# Venus?



## TheONE (Feb 24, 2004)

What are your opinions on Venus Auto? Are their clips and motorsets quality? Have you heard of them offering compression tests?


----------



## 93blackSER (Feb 1, 2003)

as far i know they do offer compression tests, but i've also heard that their clips and such arent very good. i've heard good and bad about them. a lot of people who ordered from them ended up with broken or missing parts on their clips. i'd spend more money and go someplace else.


----------



## Loki (Jan 12, 2004)

damm and i wanted to get an RB20 from them, but im gonna pick it up and take a mechanic with me.


----------



## OPIUM (Aug 18, 2002)

basically they pick out the lowest of the low motorclips.
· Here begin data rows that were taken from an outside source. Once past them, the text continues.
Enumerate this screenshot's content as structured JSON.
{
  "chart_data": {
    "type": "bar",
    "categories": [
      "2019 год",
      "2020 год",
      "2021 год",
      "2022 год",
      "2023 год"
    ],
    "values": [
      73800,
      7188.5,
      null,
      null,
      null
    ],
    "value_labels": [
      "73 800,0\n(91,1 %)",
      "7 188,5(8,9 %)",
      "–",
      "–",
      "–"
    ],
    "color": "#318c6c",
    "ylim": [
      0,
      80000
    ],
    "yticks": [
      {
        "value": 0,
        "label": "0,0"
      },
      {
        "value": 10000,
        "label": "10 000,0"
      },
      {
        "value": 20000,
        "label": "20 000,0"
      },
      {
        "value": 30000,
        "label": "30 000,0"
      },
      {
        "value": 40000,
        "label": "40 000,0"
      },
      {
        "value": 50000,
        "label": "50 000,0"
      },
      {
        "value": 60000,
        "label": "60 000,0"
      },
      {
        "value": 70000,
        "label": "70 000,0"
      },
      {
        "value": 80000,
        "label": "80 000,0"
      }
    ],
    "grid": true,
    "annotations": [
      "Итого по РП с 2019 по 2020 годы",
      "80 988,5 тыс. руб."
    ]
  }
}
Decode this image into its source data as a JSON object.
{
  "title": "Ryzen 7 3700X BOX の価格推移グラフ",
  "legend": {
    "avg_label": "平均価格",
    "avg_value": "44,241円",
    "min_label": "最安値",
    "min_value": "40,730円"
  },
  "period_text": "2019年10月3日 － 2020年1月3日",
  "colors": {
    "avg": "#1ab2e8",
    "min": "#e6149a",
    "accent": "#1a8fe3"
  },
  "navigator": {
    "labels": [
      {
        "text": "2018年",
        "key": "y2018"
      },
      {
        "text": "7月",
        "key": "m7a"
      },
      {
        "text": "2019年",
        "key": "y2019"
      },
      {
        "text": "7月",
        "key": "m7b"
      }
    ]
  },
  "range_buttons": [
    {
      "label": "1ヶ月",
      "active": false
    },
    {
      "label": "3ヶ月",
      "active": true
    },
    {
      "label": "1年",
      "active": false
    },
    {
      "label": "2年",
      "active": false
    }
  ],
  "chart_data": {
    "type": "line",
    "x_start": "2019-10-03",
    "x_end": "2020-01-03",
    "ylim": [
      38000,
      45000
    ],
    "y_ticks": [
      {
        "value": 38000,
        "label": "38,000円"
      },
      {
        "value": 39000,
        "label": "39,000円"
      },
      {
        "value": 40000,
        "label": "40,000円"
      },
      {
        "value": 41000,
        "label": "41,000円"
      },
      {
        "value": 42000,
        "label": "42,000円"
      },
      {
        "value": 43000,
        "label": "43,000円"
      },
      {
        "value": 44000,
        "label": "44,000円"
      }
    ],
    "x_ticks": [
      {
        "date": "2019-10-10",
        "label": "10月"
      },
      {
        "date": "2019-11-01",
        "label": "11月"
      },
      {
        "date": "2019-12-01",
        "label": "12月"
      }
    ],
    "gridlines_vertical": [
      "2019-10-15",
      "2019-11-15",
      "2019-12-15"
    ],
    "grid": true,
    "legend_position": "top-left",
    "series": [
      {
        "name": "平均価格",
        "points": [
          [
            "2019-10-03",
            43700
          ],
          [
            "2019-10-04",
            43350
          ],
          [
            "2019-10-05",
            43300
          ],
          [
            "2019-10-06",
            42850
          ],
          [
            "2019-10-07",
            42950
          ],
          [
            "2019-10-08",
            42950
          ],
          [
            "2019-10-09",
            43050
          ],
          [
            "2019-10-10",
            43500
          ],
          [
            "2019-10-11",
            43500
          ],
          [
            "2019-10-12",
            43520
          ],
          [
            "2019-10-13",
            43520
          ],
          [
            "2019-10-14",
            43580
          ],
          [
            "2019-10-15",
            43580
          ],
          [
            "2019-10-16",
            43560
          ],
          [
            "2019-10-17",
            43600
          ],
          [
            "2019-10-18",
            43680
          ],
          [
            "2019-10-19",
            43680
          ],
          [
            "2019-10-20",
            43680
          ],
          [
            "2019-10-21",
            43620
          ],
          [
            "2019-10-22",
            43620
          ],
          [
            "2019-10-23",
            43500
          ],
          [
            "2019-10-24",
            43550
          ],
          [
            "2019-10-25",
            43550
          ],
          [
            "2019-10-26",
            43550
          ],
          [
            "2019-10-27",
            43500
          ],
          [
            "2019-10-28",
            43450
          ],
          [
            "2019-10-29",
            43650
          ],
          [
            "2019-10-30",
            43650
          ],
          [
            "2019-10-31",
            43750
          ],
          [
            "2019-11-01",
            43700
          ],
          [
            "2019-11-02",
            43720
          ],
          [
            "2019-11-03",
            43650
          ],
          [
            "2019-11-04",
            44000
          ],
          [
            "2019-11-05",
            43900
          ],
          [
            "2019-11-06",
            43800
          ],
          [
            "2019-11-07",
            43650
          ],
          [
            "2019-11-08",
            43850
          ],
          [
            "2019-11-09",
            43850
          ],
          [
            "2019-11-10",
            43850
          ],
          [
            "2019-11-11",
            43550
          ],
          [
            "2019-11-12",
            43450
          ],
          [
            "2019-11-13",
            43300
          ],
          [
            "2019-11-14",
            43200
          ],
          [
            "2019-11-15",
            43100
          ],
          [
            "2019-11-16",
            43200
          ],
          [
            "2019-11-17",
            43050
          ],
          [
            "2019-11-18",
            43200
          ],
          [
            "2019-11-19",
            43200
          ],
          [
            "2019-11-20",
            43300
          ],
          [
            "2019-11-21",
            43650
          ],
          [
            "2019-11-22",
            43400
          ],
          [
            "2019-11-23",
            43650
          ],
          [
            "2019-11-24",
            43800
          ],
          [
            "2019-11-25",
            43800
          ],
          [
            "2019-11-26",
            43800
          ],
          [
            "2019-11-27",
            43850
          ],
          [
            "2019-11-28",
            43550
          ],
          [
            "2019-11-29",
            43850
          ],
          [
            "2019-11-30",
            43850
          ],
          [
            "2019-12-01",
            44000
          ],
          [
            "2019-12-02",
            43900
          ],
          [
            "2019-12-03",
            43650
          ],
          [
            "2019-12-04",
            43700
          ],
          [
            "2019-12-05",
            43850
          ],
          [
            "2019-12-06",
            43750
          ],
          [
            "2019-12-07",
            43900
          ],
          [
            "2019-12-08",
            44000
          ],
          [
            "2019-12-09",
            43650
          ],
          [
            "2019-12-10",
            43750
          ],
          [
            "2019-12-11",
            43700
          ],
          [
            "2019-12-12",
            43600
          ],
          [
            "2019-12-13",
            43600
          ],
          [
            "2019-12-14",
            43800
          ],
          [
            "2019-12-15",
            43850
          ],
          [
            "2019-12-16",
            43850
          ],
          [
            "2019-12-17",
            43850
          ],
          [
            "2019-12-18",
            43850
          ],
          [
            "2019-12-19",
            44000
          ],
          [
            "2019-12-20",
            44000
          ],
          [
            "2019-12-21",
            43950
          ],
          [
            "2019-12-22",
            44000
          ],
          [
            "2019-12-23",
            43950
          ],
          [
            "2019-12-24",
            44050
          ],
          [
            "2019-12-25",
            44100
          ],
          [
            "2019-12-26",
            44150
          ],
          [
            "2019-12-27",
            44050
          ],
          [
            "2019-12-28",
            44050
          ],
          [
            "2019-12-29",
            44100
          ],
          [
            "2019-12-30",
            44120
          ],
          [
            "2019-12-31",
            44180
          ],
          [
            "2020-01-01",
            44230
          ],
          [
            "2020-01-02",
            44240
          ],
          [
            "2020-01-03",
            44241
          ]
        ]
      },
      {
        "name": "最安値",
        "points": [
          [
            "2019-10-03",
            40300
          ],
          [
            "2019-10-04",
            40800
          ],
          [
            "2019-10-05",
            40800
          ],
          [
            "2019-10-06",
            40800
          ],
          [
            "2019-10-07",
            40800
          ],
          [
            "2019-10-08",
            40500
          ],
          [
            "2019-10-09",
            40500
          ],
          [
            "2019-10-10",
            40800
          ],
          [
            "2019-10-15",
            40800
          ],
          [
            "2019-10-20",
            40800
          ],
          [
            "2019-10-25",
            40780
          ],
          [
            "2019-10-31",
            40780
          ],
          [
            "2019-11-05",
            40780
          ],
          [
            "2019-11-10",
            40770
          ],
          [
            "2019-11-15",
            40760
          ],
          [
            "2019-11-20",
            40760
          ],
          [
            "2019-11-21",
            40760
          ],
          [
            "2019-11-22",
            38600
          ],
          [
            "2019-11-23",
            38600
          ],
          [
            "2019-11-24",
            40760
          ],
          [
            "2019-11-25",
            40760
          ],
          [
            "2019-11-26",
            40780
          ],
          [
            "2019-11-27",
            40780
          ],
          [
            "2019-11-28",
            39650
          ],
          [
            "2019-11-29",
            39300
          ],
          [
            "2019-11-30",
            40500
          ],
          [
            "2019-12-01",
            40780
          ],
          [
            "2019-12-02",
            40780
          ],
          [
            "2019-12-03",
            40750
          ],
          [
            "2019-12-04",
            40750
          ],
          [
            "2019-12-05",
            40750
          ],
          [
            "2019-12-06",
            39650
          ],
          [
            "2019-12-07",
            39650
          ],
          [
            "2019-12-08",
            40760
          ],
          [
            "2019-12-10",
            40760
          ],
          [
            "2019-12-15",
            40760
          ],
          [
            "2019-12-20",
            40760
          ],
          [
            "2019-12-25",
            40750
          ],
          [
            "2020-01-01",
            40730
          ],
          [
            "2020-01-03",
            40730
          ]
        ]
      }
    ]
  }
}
It doesn't matter what kind of crap that car has gone through. they buy it... That is why they are so cheap. You won't be getting any headlights, fenders, etc. Plus you may have many missing parts. But the good news is that they will work with you if something crucial is missing.


----------



## HondaHater (Aug 27, 2003)

how much do venus sells em for?


----------



## OPIUM (Aug 18, 2002)

peep it

http://www.venus-auto.com/


----------



## Loki (Jan 12, 2004)

about 1200 for a RB20DET front clip......and just 2 h away from me :cheers:


----------



## OPIUM (Aug 18, 2002)

Not always the best choice though. Friend of mine recieved his rb20det with a spun bearing. Lots of downtime if you choose them and something is wrong... not always the best decision. But they do work with you to fix whatever is wrong if it is their fault. Make sure you inspect everything very carefully before accepting it.


----------



## Loki (Jan 12, 2004)

OPIUM said:


> Not always the best choice though. Friend of mine recieved his rb20det with a spun bearing. Lots of downtime if you choose them and something is wrong... not always the best decision. But they do work with you to fix whatever is wrong if it is their fault. Make sure you inspect everything very carefully before accepting it.


I sure will, thats why im taking a mechanic too, so he can do the checking and crap. :fluffy:


----------



## HondaHater (Aug 27, 2003)

Loki said:


> about 1200 for a RB20DET front clip......and just 2 h away from me :cheers:


that's a good deal. good thing to bring a mechanic to make sure it's all good. just make sure you cover all bases.


----------



## Sileighty916 (Apr 3, 2004)

How do you know that they choose "lowest of the lows". They own their own yards..so...


----------



## vsp3c (May 15, 2003)

way to revive a dead thread


----------



## drift240sxdragqueen (Oct 23, 2002)

*continue of jeongs post* idiot.


----------